Put the selected disc on and listen for a bit at your seat. If it sounds bass heavy, try moving the speakers further out into the room. If it sounds thin, try moving them back towards the walls. Do your best to maintain the proper distance between them and also make sure that they remain "flat faced". You don't want to go too far back towards the rear wall as this will "probably" play too many games with imaging. This is due to having a bunch of gear and a tv perched between the speakers ( as in an average HT or non dedicated listening room ). This is commonly referred to as a "nearfield reflection" and the results are never good.

If all went well, you have now found a ballpark point that should give you a wide soundstage, relatively solid imaging and good tonal balance. If you don't have that, you need to get to that point BEFORE going any further. Check it again just to make sure and i'll wait here : )

Now that we've gotten this far, we need to determine what your personal preferences are for several different aspects of listening.

If you like a more spacious sound with relaxed treble response, you may be okay with the speakers running "flat faced" and where they're at now. This should offer a good overall balance between width and pinpoint imaging with neither coming across as being dominant over the other. Soundstage depth will appear to come from somewhere relatively even with the speaker baffles ( the front mounting board that holds the drivers ) to somewhere slightly in front of them. Since the sound is projected directly forward, one can almost seem to be sitting at the very edge of the stage if you move in nearfield while staying centrally located between the speakers.

If you prefer a more intimate presentation with increased detail and "hotter" highs, you can play with toeing the speakers in. By this, i'm talking about aiming them more towards the center of the listening area. You have to be careful with toe-in, so don't go crazy. Tonal balance, soundstage, imaging, etc.. are all DRASTICALLY effected here, so take your time and work in small increments.

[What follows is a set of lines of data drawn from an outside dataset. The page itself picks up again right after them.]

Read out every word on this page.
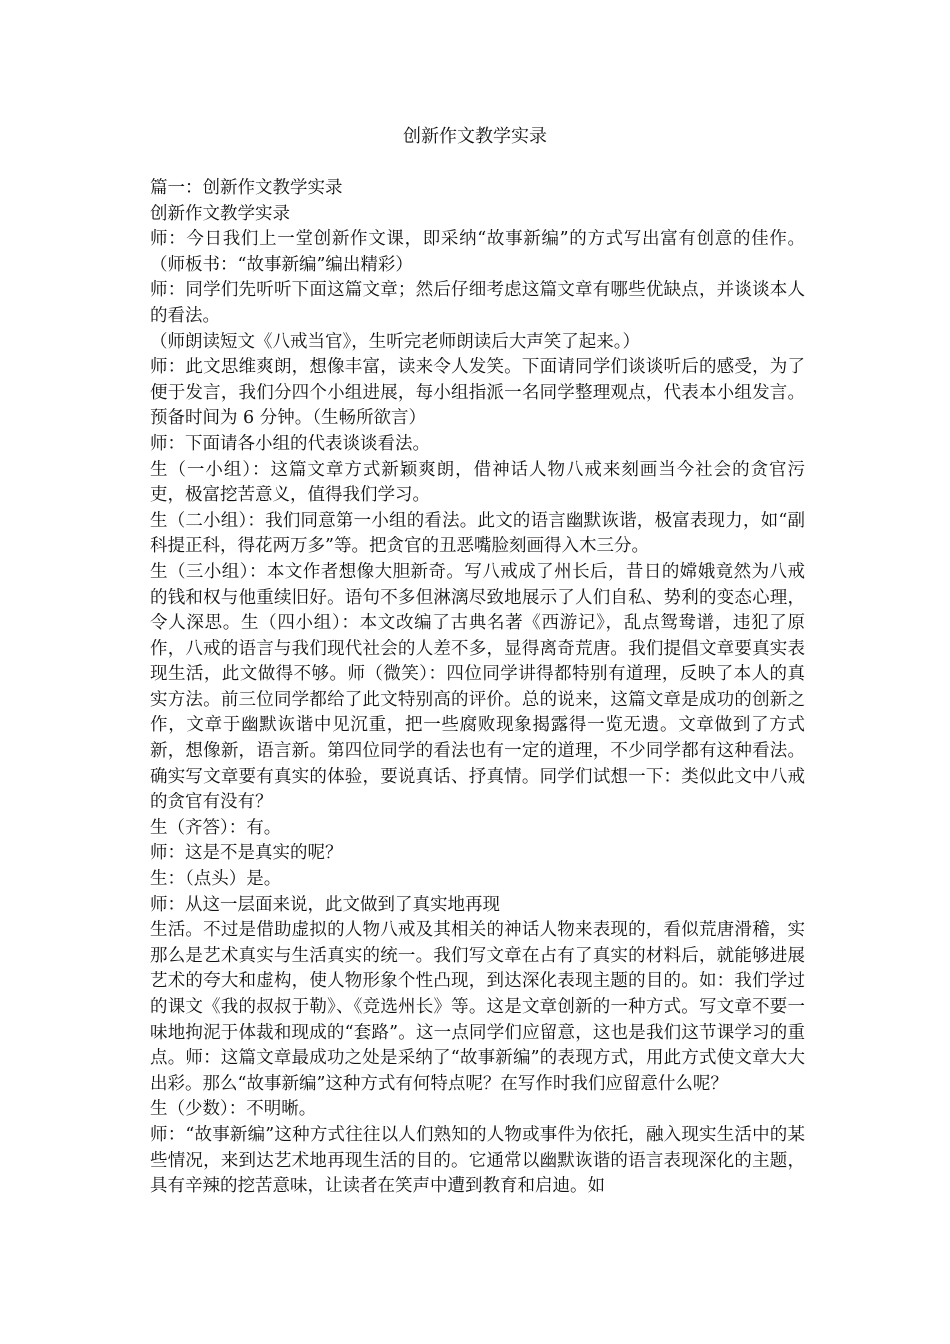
创新作文教学实录

篇一：创新作文教学实录

创新作文教学实录

师：今日我们上一堂创新作文课，即采纳“故事新编”的方式写出富有创意的佳作。（师板书：“故事新编”编出精彩）

师：同学们先听听下面这篇文章；然后仔细考虑这篇文章有哪些优缺点，并谈谈本人的看法。

（师朗读短文《八戒当官》，生听完老师朗读后大声笑了起来。）

师：此文思维爽朗，想像丰富，读来令人发笑。下面请同学们谈谈听后的感受，为了便于发言，我们分四个小组进展，每小组指派一名同学整理观点，代表本小组发言。预备时间为 6 分钟。（生畅所欲言）

师：下面请各小组的代表谈谈看法。

生（一小组）：这篇文章方式新颖爽朗，借神话人物八戒来刻画当今社会的贪官污吏，极富挖苦意义，值得我们学习。

生（二小组）：我们同意第一小组的看法。此文的语言幽默诙谐，极富表现力，如“副科提正科，得花两万多”等。把贪官的丑恶嘴脸刻画得入木三分。

生（三小组）：本文作者想像大胆新奇。写八戒成了州长后，昔日的嫦娥竟然为八戒的钱和权与他重续旧好。语句不多但淋漓尽致地展示了人们自私、势利的变态心理，令人深思。生（四小组）：本文改编了古典名著《西游记》，乱点鸳鸯谱，违犯了原作，八戒的语言与我们现代社会的人差不多，显得离奇荒唐。我们提倡文章要真实表现生活，此文做得不够。师（微笑）：四位同学讲得都特别有道理，反映了本人的真实方法。前三位同学都给了此文特别高的评价。总的说来，这篇文章是成功的创新之作，文章于幽默诙谐中见沉重，把一些腐败现象揭露得一览无遗。文章做到了方式新，想像新，语言新。第四位同学的看法也有一定的道理，不少同学都有这种看法。确实写文章要有真实的体验，要说真话、抒真情。同学们试想一下：类似此文中八戒的贪官有没有？

生（齐答）：有。

师：这是不是真实的呢？

生：（点头）是。

师：从这一层面来说，此文做到了真实地再现

生活。不过是借助虚拟的人物八戒及其相关的神话人物来表现的，看似荒唐滑稽，实那么是艺术真实与生活真实的统一。我们写文章在占有了真实的材料后，就能够进展艺术的夸大和虚构，使人物形象个性凸现，到达深化表现主题的目的。如：我们学过的课文《我的叔叔于勒》、《竞选州长》等。这是文章创新的一种方式。写文章不要一味地拘泥于体裁和现成的“套路”。这一点同学们应留意，这也是我们这节课学习的重点。师：这篇文章最成功之处是采纳了“故事新编”的表现方式，用此方式使文章大大出彩。那么“故事新编”这种方式有何特点呢？在写作时我们应留意什么呢？

生（少数）：不明晰。

师：“故事新编”这种方式往往以人们熟知的人物或事件为依托，融入现实生活中的某些情况，来到达艺术地再现生活的目的。它通常以幽默诙谐的语言表现深化的主题，具有辛辣的挖苦意味，让读者在笑声中遭到教育和启迪。如
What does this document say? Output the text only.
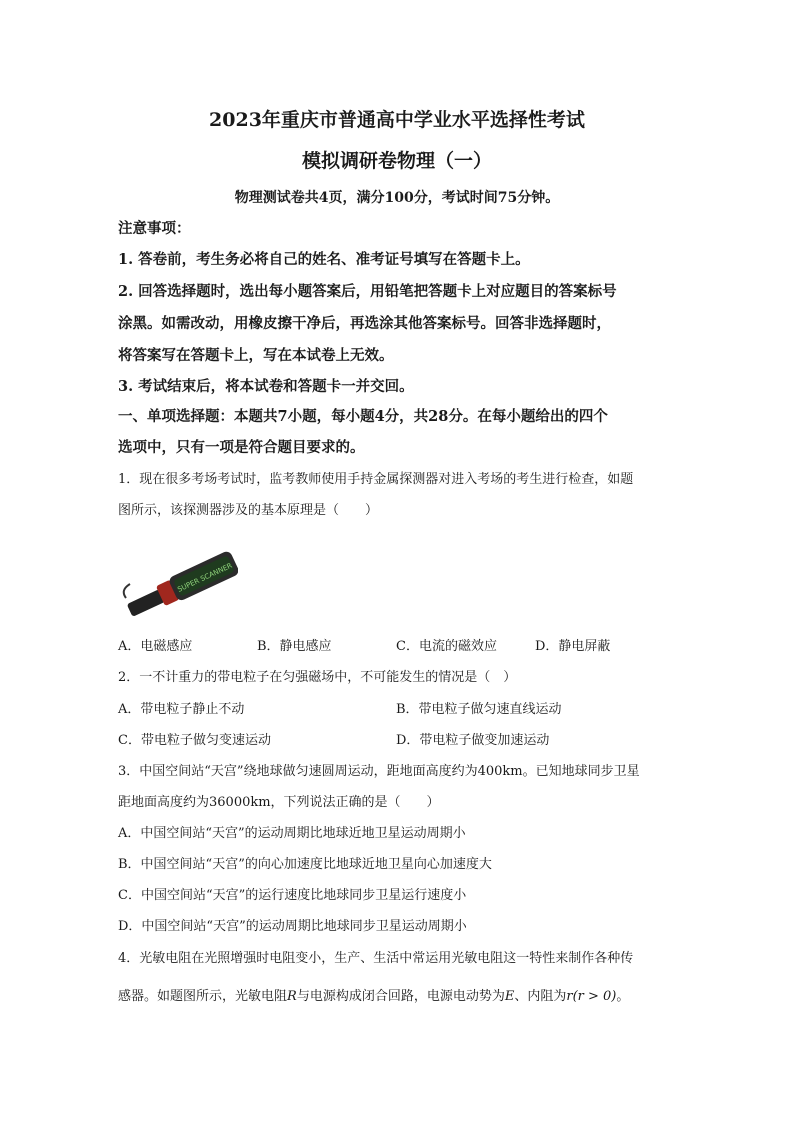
2023年重庆市普通高中学业水平选择性考试
模拟调研卷物理（一）
物理测试卷共4页，满分100分，考试时间75分钟。
注意事项：
1. 答卷前，考生务必将自己的姓名、准考证号填写在答题卡上。
2. 回答选择题时，选出每小题答案后，用铅笔把答题卡上对应题目的答案标号
涂黑。如需改动，用橡皮擦干净后，再选涂其他答案标号。回答非选择题时，
将答案写在答题卡上，写在本试卷上无效。
3. 考试结束后，将本试卷和答题卡一并交回。
一、单项选择题：本题共7小题，每小题4分，共28分。在每小题给出的四个
选项中，只有一项是符合题目要求的。
1．现在很多考场考试时，监考教师使用手持金属探测器对进入考场的考生进行检查，如题
图所示，该探测器涉及的基本原理是（　　）
SUPER SCANNER
A．电磁感应	B．静电感应	C．电流的磁效应	D．静电屏蔽
2．一不计重力的带电粒子在匀强磁场中，不可能发生的情况是（　）
A．带电粒子静止不动	B．带电粒子做匀速直线运动
C．带电粒子做匀变速运动	D．带电粒子做变加速运动
3．中国空间站“天宫”绕地球做匀速圆周运动，距地面高度约为400km。已知地球同步卫星
距地面高度约为36000km，下列说法正确的是（　　）
A．中国空间站“天宫”的运动周期比地球近地卫星运动周期小
B．中国空间站“天宫”的向心加速度比地球近地卫星向心加速度大
C．中国空间站“天宫”的运行速度比地球同步卫星运行速度小
D．中国空间站“天宫”的运动周期比地球同步卫星运动周期小
4．光敏电阻在光照增强时电阻变小，生产、生活中常运用光敏电阻这一特性来制作各种传
感器。如题图所示，光敏电阻R与电源构成闭合回路，电源电动势为E、内阻为r(r > 0)。
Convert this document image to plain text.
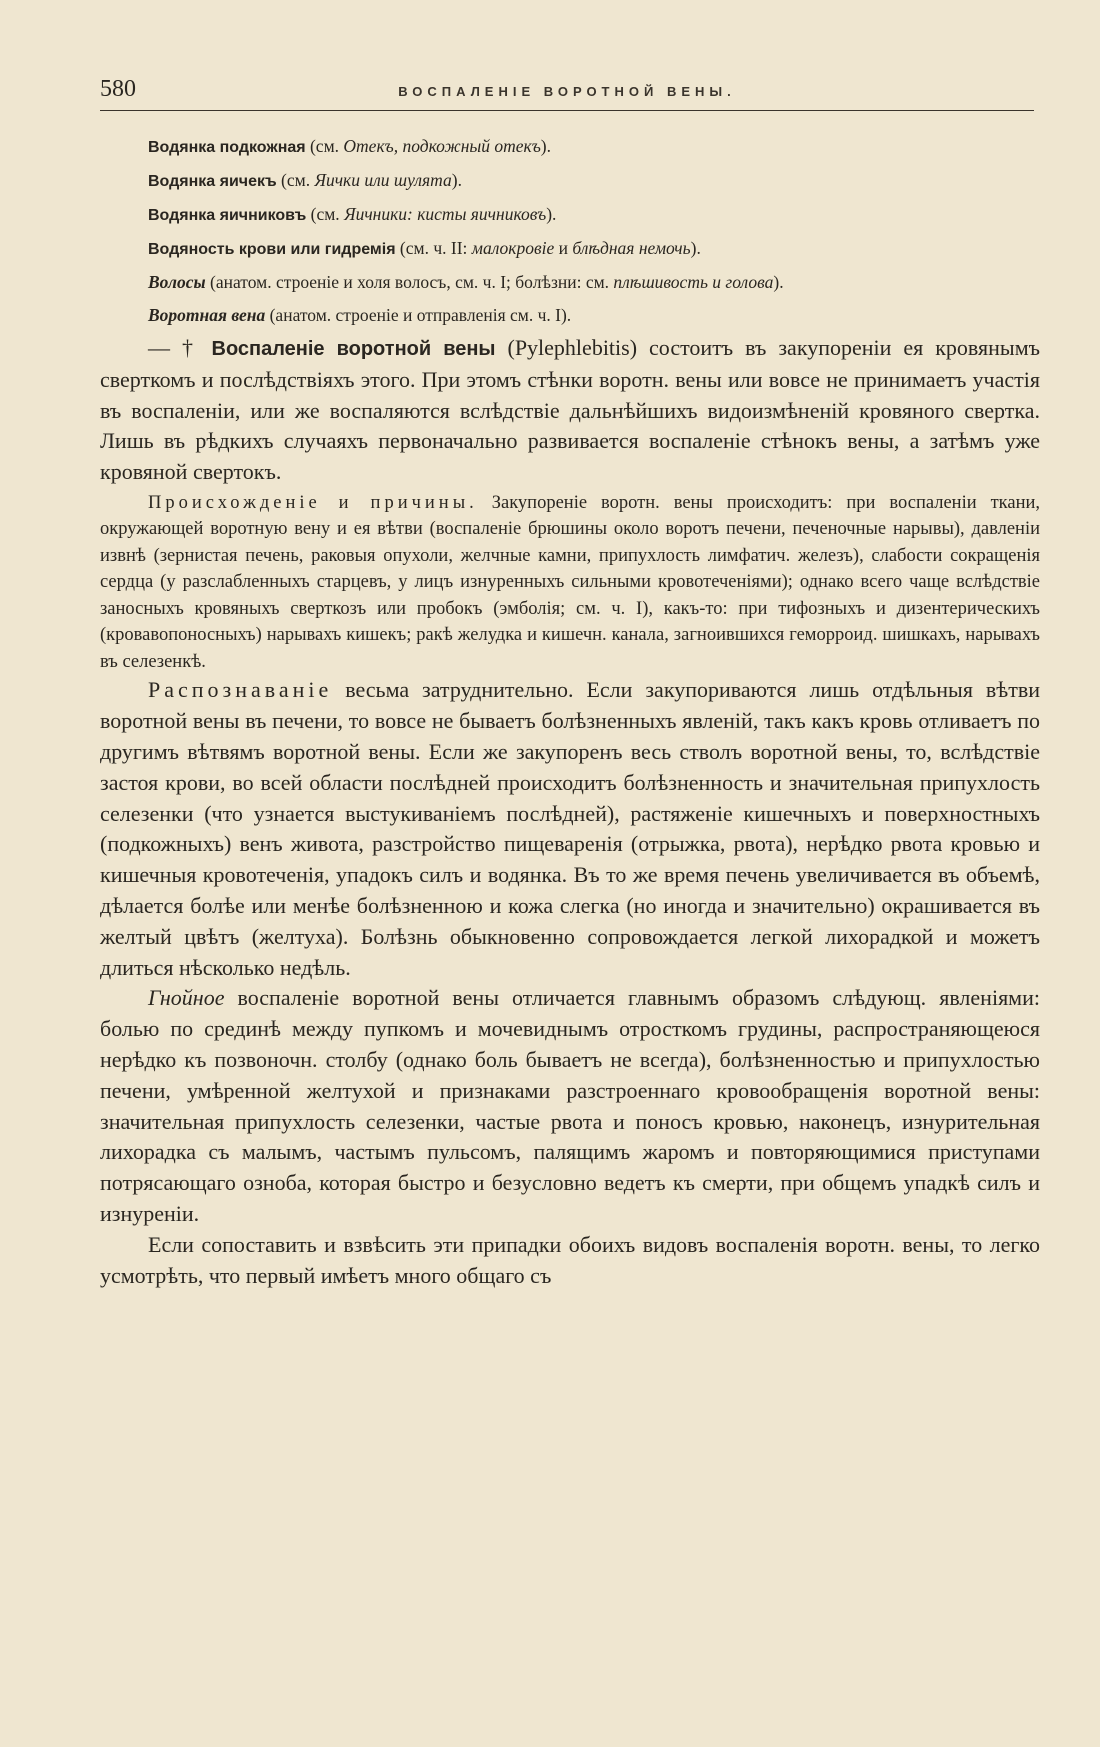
580	ВОСПАЛЕНІЕ ВОРОТНОЙ ВЕНЫ.

Водянка подкожная (см. Отекъ, подкожный отекъ).

Водянка яичекъ (см. Яички или шулята).

Водянка яичниковъ (см. Яичники: кисты яичниковъ).

Водяность крови или гидремія (см. ч. II: малокровіе и блѣдная немочь).

Волосы (анатом. строеніе и холя волосъ, см. ч. I; болѣзни: см. плѣшивость и голова).

Воротная вена (анатом. строеніе и отправленія см. ч. I).

— † Воспаленіе воротной вены (Pylephlebitis) состоитъ въ закупореніи ея кровянымъ сверткомъ и послѣдствіяхъ этого. При этомъ стѣнки воротн. вены или вовсе не принимаетъ участія въ воспаленіи, или же воспаляются вслѣдствіе дальнѣйшихъ видоизмѣненій кровяного свертка. Лишь въ рѣдкихъ случаяхъ первоначально развивается воспаленіе стѣнокъ вены, а затѣмъ уже кровяной свертокъ.

Происхожденіе и причины. Закупореніе воротн. вены происходитъ: при воспаленіи ткани, окружающей воротную вену и ея вѣтви (воспаленіе брюшины около воротъ печени, печеночные нарывы), давленіи извнѣ (зернистая печень, раковыя опухоли, желчные камни, припухлость лимфатич. железъ), слабости сокращенія сердца (у разслабленныхъ старцевъ, у лицъ изнуренныхъ сильными кровотеченіями); однако всего чаще вслѣдствіе заносныхъ кровяныхъ сверткозъ или пробокъ (эмболія; см. ч. I), какъ-то: при тифозныхъ и дизентерическихъ (кровавопоносныхъ) нарывахъ кишекъ; ракѣ желудка и кишечн. канала, загноившихся геморроид. шишкахъ, нарывахъ въ селезенкѣ.

Распознаваніе весьма затруднительно. Если закупориваются лишь отдѣльныя вѣтви воротной вены въ печени, то вовсе не бываетъ болѣзненныхъ явленій, такъ какъ кровь отливаетъ по другимъ вѣтвямъ воротной вены. Если же закупоренъ весь стволъ воротной вены, то, вслѣдствіе застоя крови, во всей области послѣдней происходитъ болѣзненность и значительная припухлость селезенки (что узнается выстукиваніемъ послѣдней), растяженіе кишечныхъ и поверхностныхъ (подкожныхъ) венъ живота, разстройство пищеваренія (отрыжка, рвота), нерѣдко рвота кровью и кишечныя кровотеченія, упадокъ силъ и водянка. Въ то же время печень увеличивается въ объемѣ, дѣлается болѣе или менѣе болѣзненною и кожа слегка (но иногда и значительно) окрашивается въ желтый цвѣтъ (желтуха). Болѣзнь обыкновенно сопровождается легкой лихорадкой и можетъ длиться нѣсколько недѣль.

Гнойное воспаленіе воротной вены отличается главнымъ образомъ слѣдующ. явленіями: болью по срединѣ между пупкомъ и мочевиднымъ отросткомъ грудины, распространяющеюся нерѣдко къ позвоночн. столбу (однако боль бываетъ не всегда), болѣзненностью и припухлостью печени, умѣренной желтухой и признаками разстроеннаго кровообращенія воротной вены: значительная припухлость селезенки, частые рвота и поносъ кровью, наконецъ, изнурительная лихорадка съ малымъ, частымъ пульсомъ, палящимъ жаромъ и повторяющимися приступами потрясающаго озноба, которая быстро и безусловно ведетъ къ смерти, при общемъ упадкѣ силъ и изнуреніи.

Если сопоставить и взвѣсить эти припадки обоихъ видовъ воспаленія воротн. вены, то легко усмотрѣть, что первый имѣетъ много общаго съ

Since the tweeters are more on axis ( firing directly at you ), treble output will increase and the L-R signals will have a more pronounced "point of intersection" near your listening position. This moves the soundstage inwards, which reduces "spaciousness" or width of the sound stage. You also have a narrower "sweet spot" but it can drastically increase the ability to do "amazing imaging tricks".

Since the point of intersection between speaker baffles is now angled inward, the soundstage can appear slightly deeper and more centrally focused. In extreme cases, the sound can appear to eminate from well behind the center of the speakers. Obviously, different amounts of toe-in will vary how severe this is and how wide the soundstage is. If you move in nearfield with speakers that are toe'd in, it almost seems as if you are on stage with the performers.

Since toeing the speakers in to achieve the desired amount of imaging will affect the tonal balance ( increased treble response ), you might have to play with the front to back depth of the speakers again to achieve a little more bass output to keep things tonally balanced. Once again, be careful to maintain the width between speakers and the appr angle of toe in. If you have to move the speakers back quite a bit, you might also have to re-adjust the amount of toe-in also. Like i said before, don't go crazy as it will only take you longer and make you a LOT more frustrated.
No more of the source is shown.